We recently chatted with Adriana Trigiani about her New York Times bestselling release Kiss Carlo, available wherever books are sold. Order your copy here. To learn more about Adriana, visit her website at www.adrianatrigiani.com.
What inspired you to write Kiss Carlo, a post-war family drama set in South Philadelphia?
My novels begin with a memory, or wanting to hold on to a memory of someone or something. In this particular instance, I was obsessed with a telegram my grandfather received in 1942. The telegram inspired me to go to Italy, to the town of the same name, from where his parents had emigrated. As I followed the steps of his family, I ended up in glorious South Philly, New Jersey (the shore is the Italian American Rivieria) and into New York City in the infancy of the golden age of television. The story began as a upbeat character study of an orphan adopted into a big Italian family who comes home after World War II and upends his life. Soon, at the behest of my editor, it became a sprawling epic, that defined this family in the post war culture in America.
Let’s talk about the time period of Kiss Carlo. How much research did you do in order for the novel to ring true with your readers?
I love to write historical fiction because of the research. I have a instinct for it; I’m the nosy one in my family. As I immerse myself in the time period, I study all aspects of it. For Kiss Carlo, you will be delighted if you love cars and hats of that period. Those two elements seemed to define station in life, aspiration, and definition of success. Your lid and your grid, or so it seemed. I have a deep reverence for our armed forces. So, I wanted to write about that in a meaningful way. The best way to write about the present is to mine history. So, I try my best to do that in totality regarding the world, morals, language and family relationships of my characters. I seek to get it right. And then of course, I let the spiritual element do the rest- and that’s significant.
In Kiss Carlo, Nicky Castone is an orphan living with his uncle and working in the family business. What sparks his decision to leave the fold and venture into the theatre?

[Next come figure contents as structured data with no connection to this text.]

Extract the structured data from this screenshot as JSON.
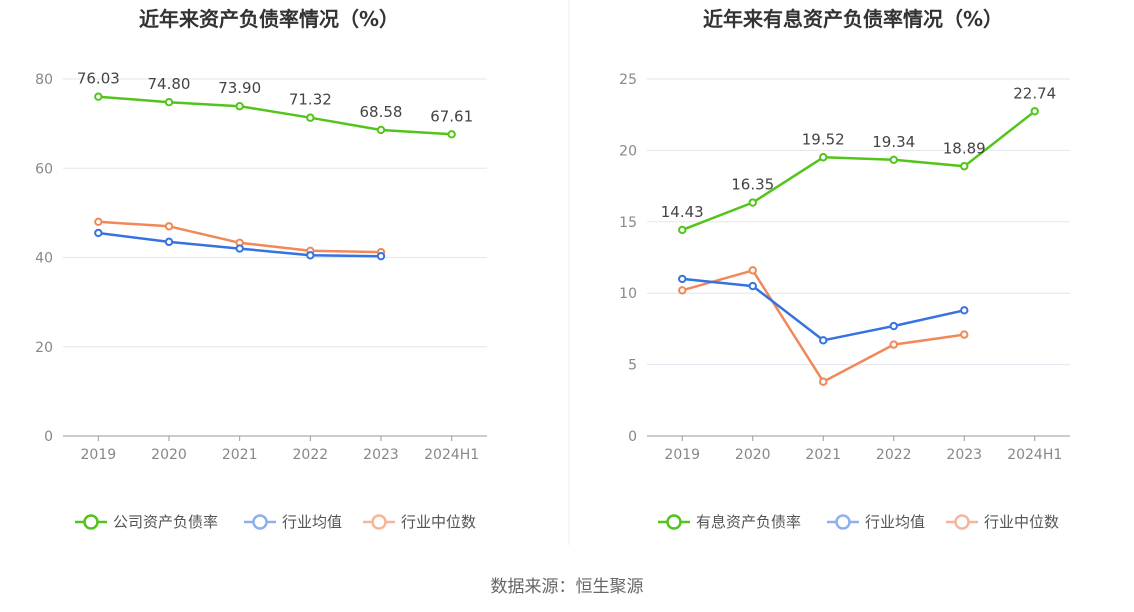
{
  "chart_data": [
    {
      "type": "line",
      "title": "近年来资产负债率情况（%）",
      "categories": [
        "2019",
        "2020",
        "2021",
        "2022",
        "2023",
        "2024H1"
      ],
      "ylim": [
        0,
        80
      ],
      "yticks": [
        0,
        20,
        40,
        60,
        80
      ],
      "series": [
        {
          "name": "公司资产负债率",
          "color": "#52c41a",
          "values": [
            76.03,
            74.8,
            73.9,
            71.32,
            68.58,
            67.61
          ],
          "labels": [
            "76.03",
            "74.80",
            "73.90",
            "71.32",
            "68.58",
            "67.61"
          ]
        },
        {
          "name": "行业均值",
          "color": "#3672e0",
          "values": [
            45.5,
            43.5,
            42.0,
            40.5,
            40.3,
            null
          ]
        },
        {
          "name": "行业中位数",
          "color": "#f0885a",
          "values": [
            48.0,
            47.0,
            43.3,
            41.5,
            41.2,
            null
          ]
        }
      ],
      "legend_position": "bottom"
    },
    {
      "type": "line",
      "title": "近年来有息资产负债率情况（%）",
      "categories": [
        "2019",
        "2020",
        "2021",
        "2022",
        "2023",
        "2024H1"
      ],
      "ylim": [
        0,
        25
      ],
      "yticks": [
        0,
        5,
        10,
        15,
        20,
        25
      ],
      "series": [
        {
          "name": "有息资产负债率",
          "color": "#52c41a",
          "values": [
            14.43,
            16.35,
            19.52,
            19.34,
            18.89,
            22.74
          ],
          "labels": [
            "14.43",
            "16.35",
            "19.52",
            "19.34",
            "18.89",
            "22.74"
          ]
        },
        {
          "name": "行业均值",
          "color": "#3672e0",
          "values": [
            11.0,
            10.5,
            6.7,
            7.7,
            8.8,
            null
          ]
        },
        {
          "name": "行业中位数",
          "color": "#f0885a",
          "values": [
            10.2,
            11.6,
            3.8,
            6.4,
            7.1,
            null
          ]
        }
      ],
      "legend_position": "bottom"
    }
  ],
  "source": "数据来源：恒生聚源"
}
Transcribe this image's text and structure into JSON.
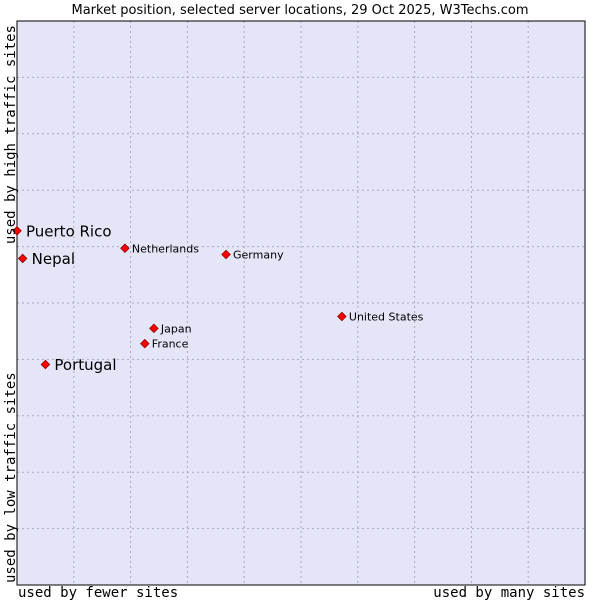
{
  "chart_data": {
    "type": "scatter",
    "title": "Market position, selected server locations, 29 Oct 2025, W3Techs.com",
    "xlabel_left": "used by fewer sites",
    "xlabel_right": "used by many sites",
    "ylabel_bottom": "used by low traffic sites",
    "ylabel_top": "used by high traffic sites",
    "xlim": [
      0,
      100
    ],
    "ylim": [
      0,
      100
    ],
    "grid": true,
    "colors": {
      "plot_bg": "#e4e6f8",
      "grid": "#a8a8c0",
      "border": "#000000",
      "point": "#ff0000",
      "text": "#000000"
    },
    "points": [
      {
        "name": "Puerto Rico",
        "x": 0.0,
        "y": 62.8,
        "emphasis": true
      },
      {
        "name": "Nepal",
        "x": 1.0,
        "y": 57.9,
        "emphasis": true
      },
      {
        "name": "Portugal",
        "x": 5.0,
        "y": 39.1,
        "emphasis": true
      },
      {
        "name": "Netherlands",
        "x": 19.0,
        "y": 59.7,
        "emphasis": false
      },
      {
        "name": "Germany",
        "x": 36.8,
        "y": 58.6,
        "emphasis": false
      },
      {
        "name": "United States",
        "x": 57.2,
        "y": 47.6,
        "emphasis": false
      },
      {
        "name": "Japan",
        "x": 24.1,
        "y": 45.5,
        "emphasis": false
      },
      {
        "name": "France",
        "x": 22.5,
        "y": 42.8,
        "emphasis": false
      }
    ]
  }
}
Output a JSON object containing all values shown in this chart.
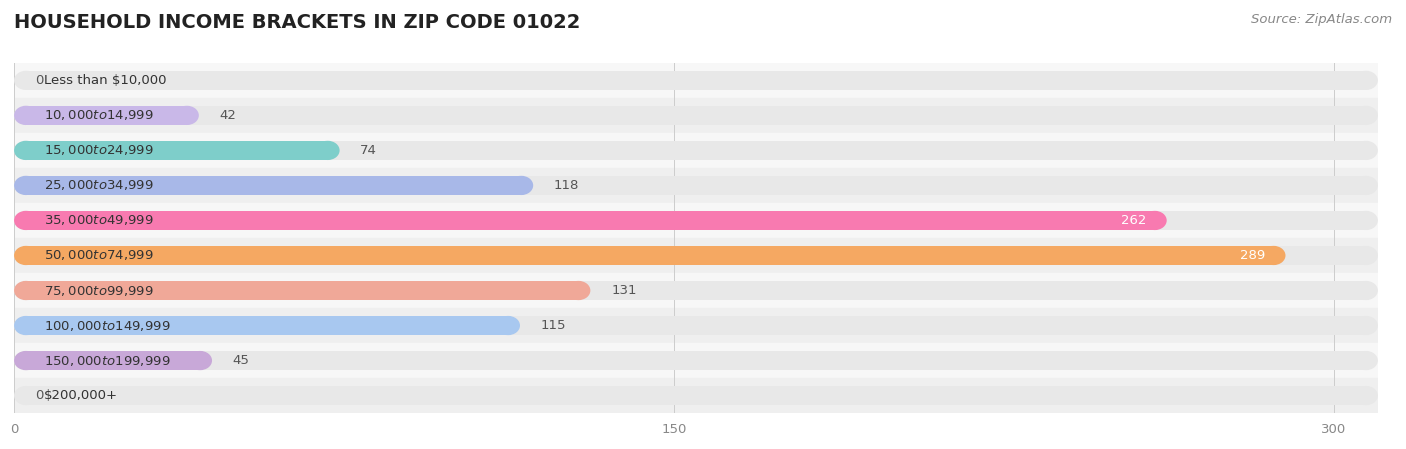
{
  "title": "HOUSEHOLD INCOME BRACKETS IN ZIP CODE 01022",
  "source": "Source: ZipAtlas.com",
  "categories": [
    "Less than $10,000",
    "$10,000 to $14,999",
    "$15,000 to $24,999",
    "$25,000 to $34,999",
    "$35,000 to $49,999",
    "$50,000 to $74,999",
    "$75,000 to $99,999",
    "$100,000 to $149,999",
    "$150,000 to $199,999",
    "$200,000+"
  ],
  "values": [
    0,
    42,
    74,
    118,
    262,
    289,
    131,
    115,
    45,
    0
  ],
  "bar_colors": [
    "#a8d8ea",
    "#c9b8e8",
    "#7ececa",
    "#a8b8e8",
    "#f87ab0",
    "#f5a862",
    "#f0a898",
    "#a8c8f0",
    "#c8a8d8",
    "#7ececa"
  ],
  "bar_bg_color": "#e8e8e8",
  "xlim_max": 310,
  "xticks": [
    0,
    150,
    300
  ],
  "title_fontsize": 14,
  "label_fontsize": 9.5,
  "value_fontsize": 9.5,
  "source_fontsize": 9.5,
  "fig_bg_color": "#ffffff",
  "bar_height": 0.55,
  "row_bg_color_odd": "#f7f7f7",
  "row_bg_color_even": "#efefef"
}
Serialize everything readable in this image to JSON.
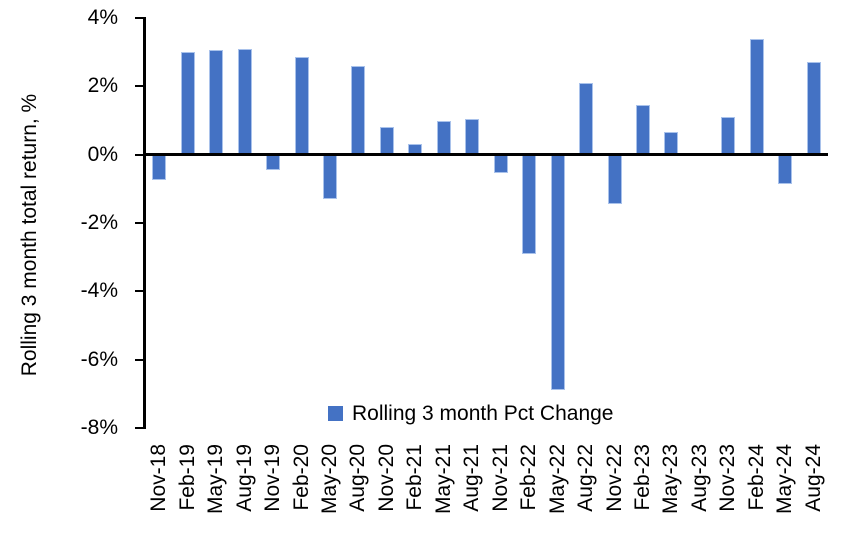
{
  "chart_data": {
    "type": "bar",
    "title": "",
    "ylabel": "Rolling 3 month total return, %",
    "xlabel": "",
    "ylim": [
      -8,
      4
    ],
    "grid": false,
    "legend_position": "bottom-center",
    "legend_label": "Rolling 3 month Pct Change",
    "bar_color": "#4472C4",
    "bar_edge_color": "#A9C2EB",
    "axis_color": "#000000",
    "text_color": "#000000",
    "yticks": [
      {
        "label": "4%",
        "value": 4
      },
      {
        "label": "2%",
        "value": 2
      },
      {
        "label": "0%",
        "value": 0
      },
      {
        "label": "-2%",
        "value": -2
      },
      {
        "label": "-4%",
        "value": -4
      },
      {
        "label": "-6%",
        "value": -6
      },
      {
        "label": "-8%",
        "value": -8
      }
    ],
    "categories": [
      "Nov-18",
      "Feb-19",
      "May-19",
      "Aug-19",
      "Nov-19",
      "Feb-20",
      "May-20",
      "Aug-20",
      "Nov-20",
      "Feb-21",
      "May-21",
      "Aug-21",
      "Nov-21",
      "Feb-22",
      "May-22",
      "Aug-22",
      "Nov-22",
      "Feb-23",
      "May-23",
      "Aug-23",
      "Nov-23",
      "Feb-24",
      "May-24",
      "Aug-24"
    ],
    "values": [
      -0.75,
      3.0,
      3.05,
      3.1,
      -0.45,
      2.85,
      -1.3,
      2.6,
      0.8,
      0.3,
      1.0,
      1.05,
      -0.55,
      -2.9,
      -6.9,
      2.1,
      -1.45,
      1.45,
      0.65,
      0,
      1.1,
      3.4,
      -0.85,
      2.7
    ]
  }
}
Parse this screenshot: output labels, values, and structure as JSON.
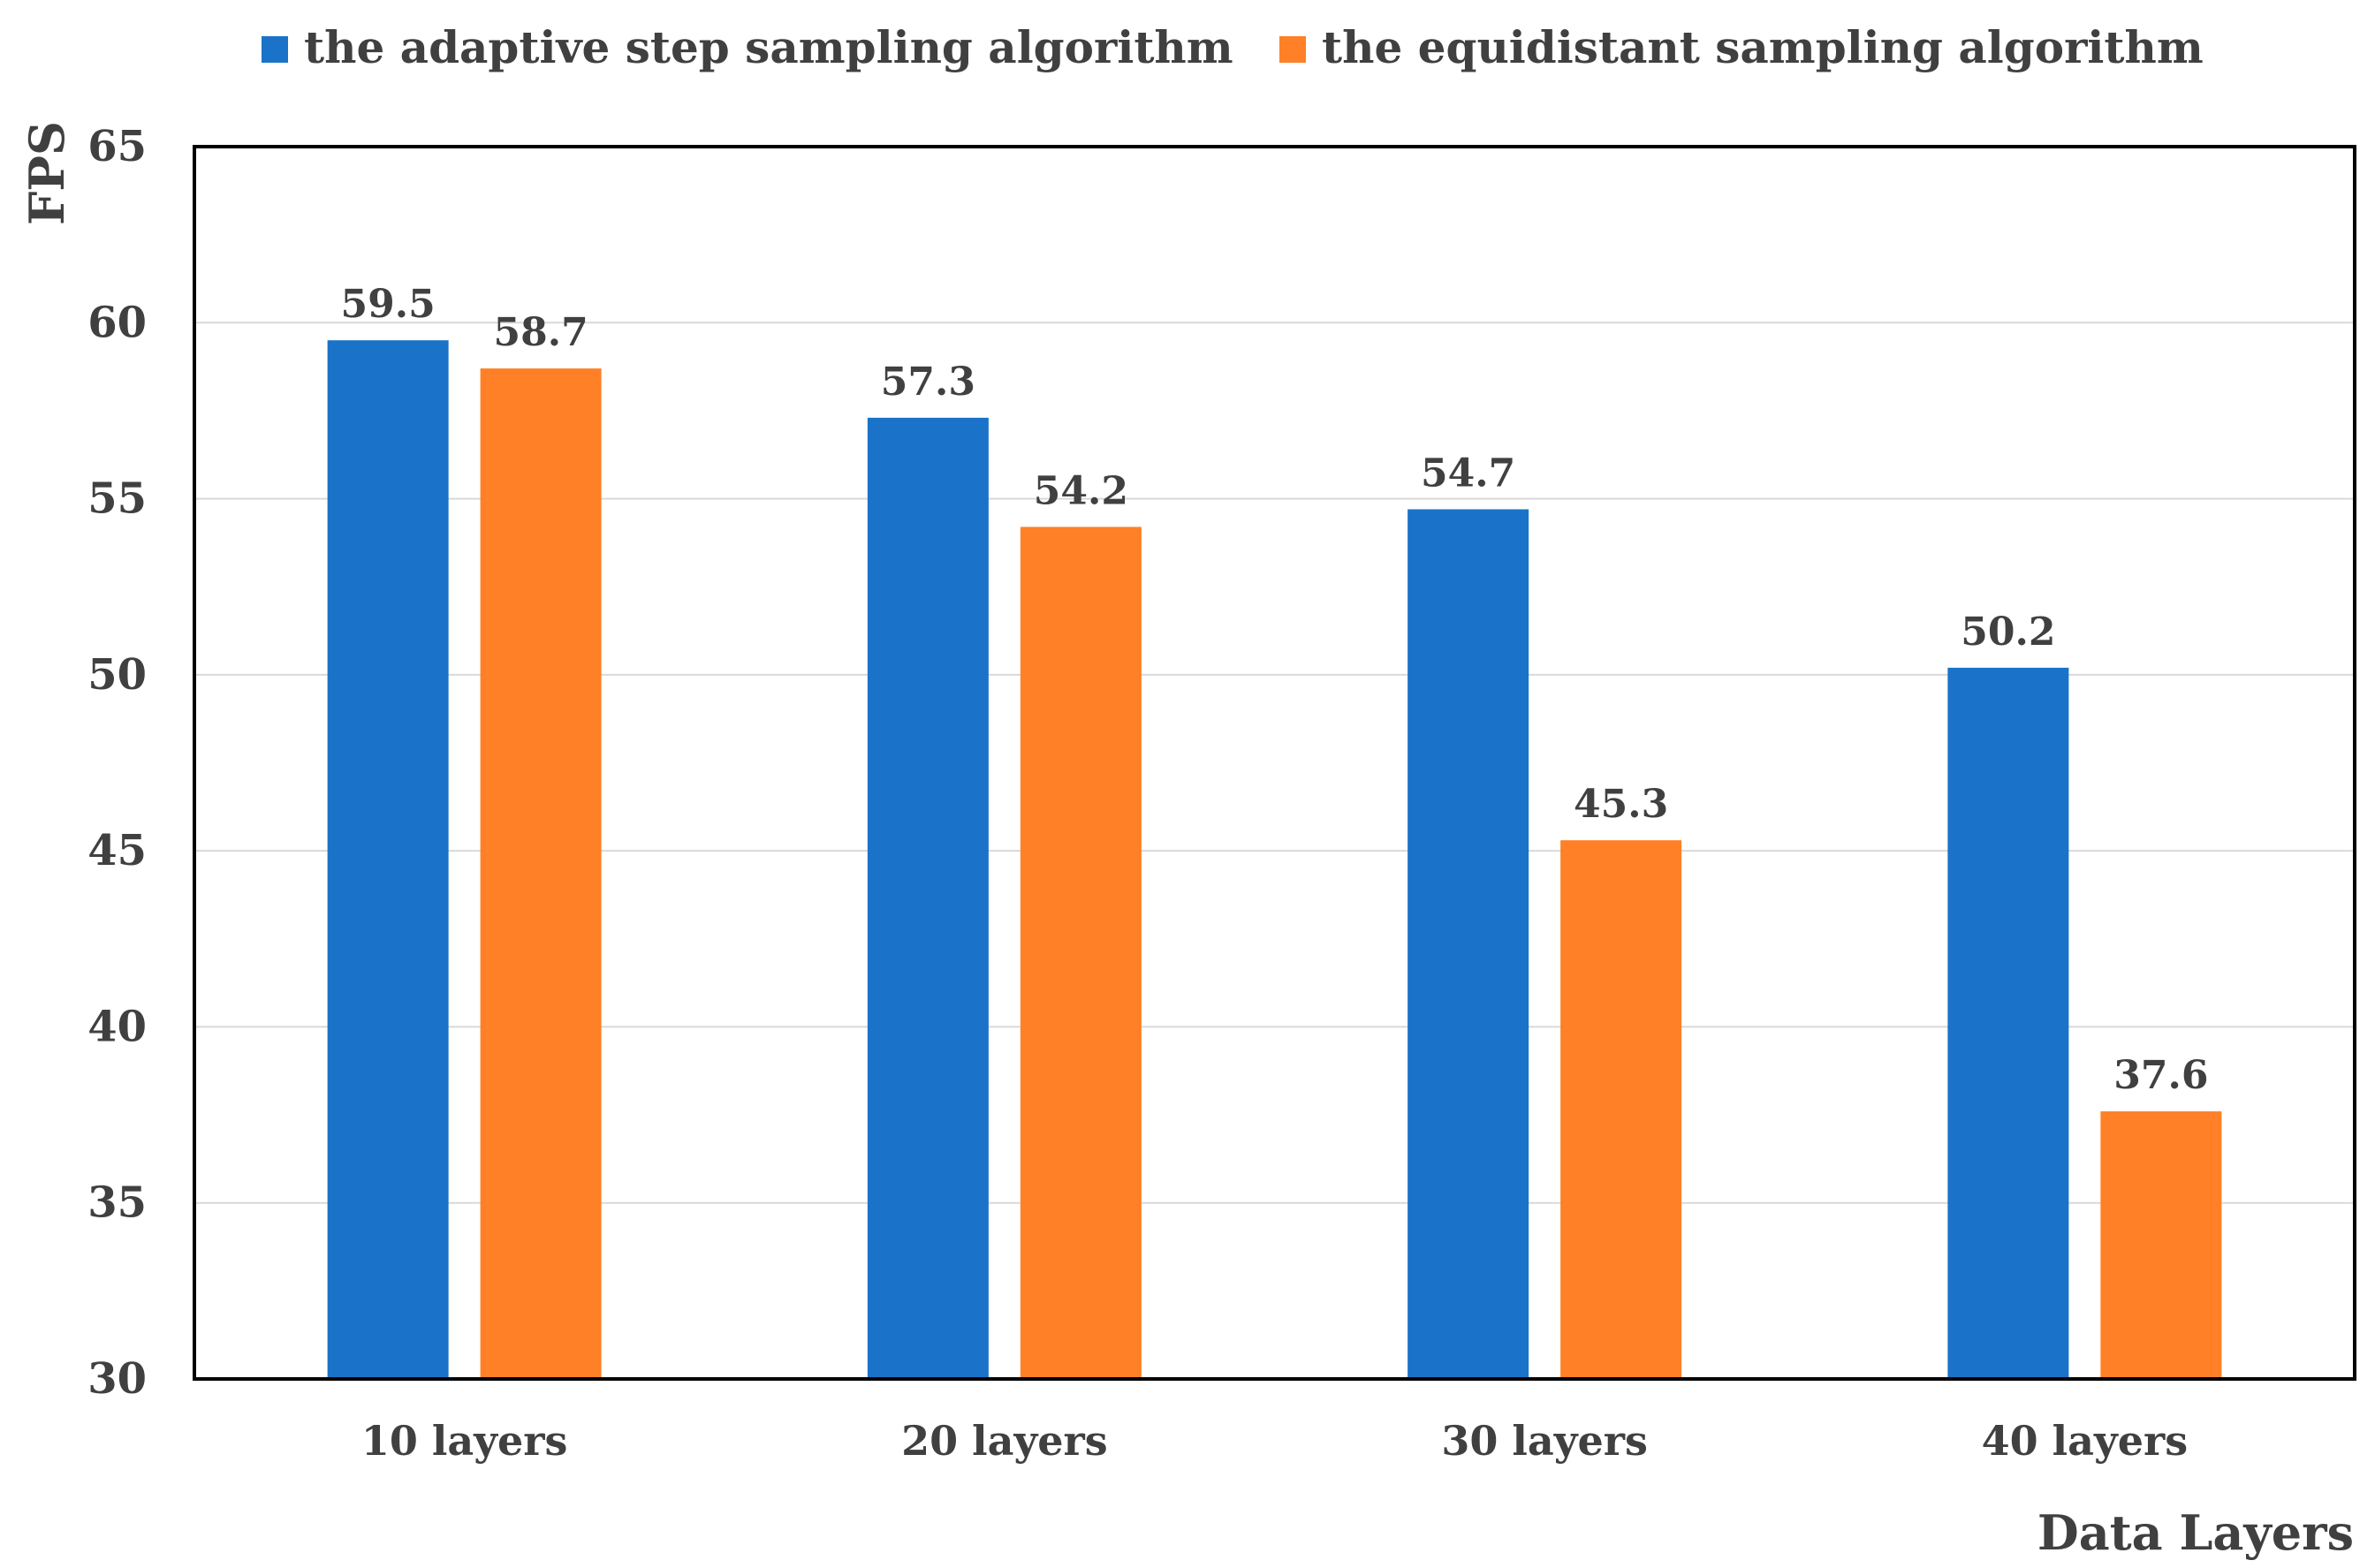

I have learned, that faced with mortality, a human being either shrinks back and takes no risks going forward, or takes the gloves off and decides to own his own life. This played into the full rendering of Nicky Castone in this novel- from the first page to the last. Here was a young man who had done the right thing all of his life. He lived in service to a family he was grateful to for having taken him in, risked his life in a just war, and came home. Nicky decided that he wanted to live life on his own terms. Yet he knew if he lived the truth, that it would work out for everyone he loved- or so he hoped. In America, we can dream it, and with nothing we can make it. It’s a great theme in American literature.
How does Nicky’s transformation affect his personal life?
Once Nicky decides to change his life, to move out, to seek his dream and end his engagement, he is truly alone. When we strip away all of the comforts of life, we find out why we were born. When we are honest about what we should be doing with the precious hours of the gift of life, and we follow our calling, seek our bliss and do the job we’re supposed to be doing and love the person we are meant to love, life suddenly is fully realized. We can not find our purpose in any other person- only in our own destiny. As Nicky transforms, it is not without pain and loneliness- it’s a slog- but it’s the slog any person must make to own their own truth.
Finally, are you currently at work on your next project? If so, what can you share with us?
I’m working on a few things- I’m so very very lucky. I am touring with Kiss Carlo, and I am listening. That will determine which of the projects I will pursue in full when I return home. I’m doing this for my dear reader- and that would be YOU.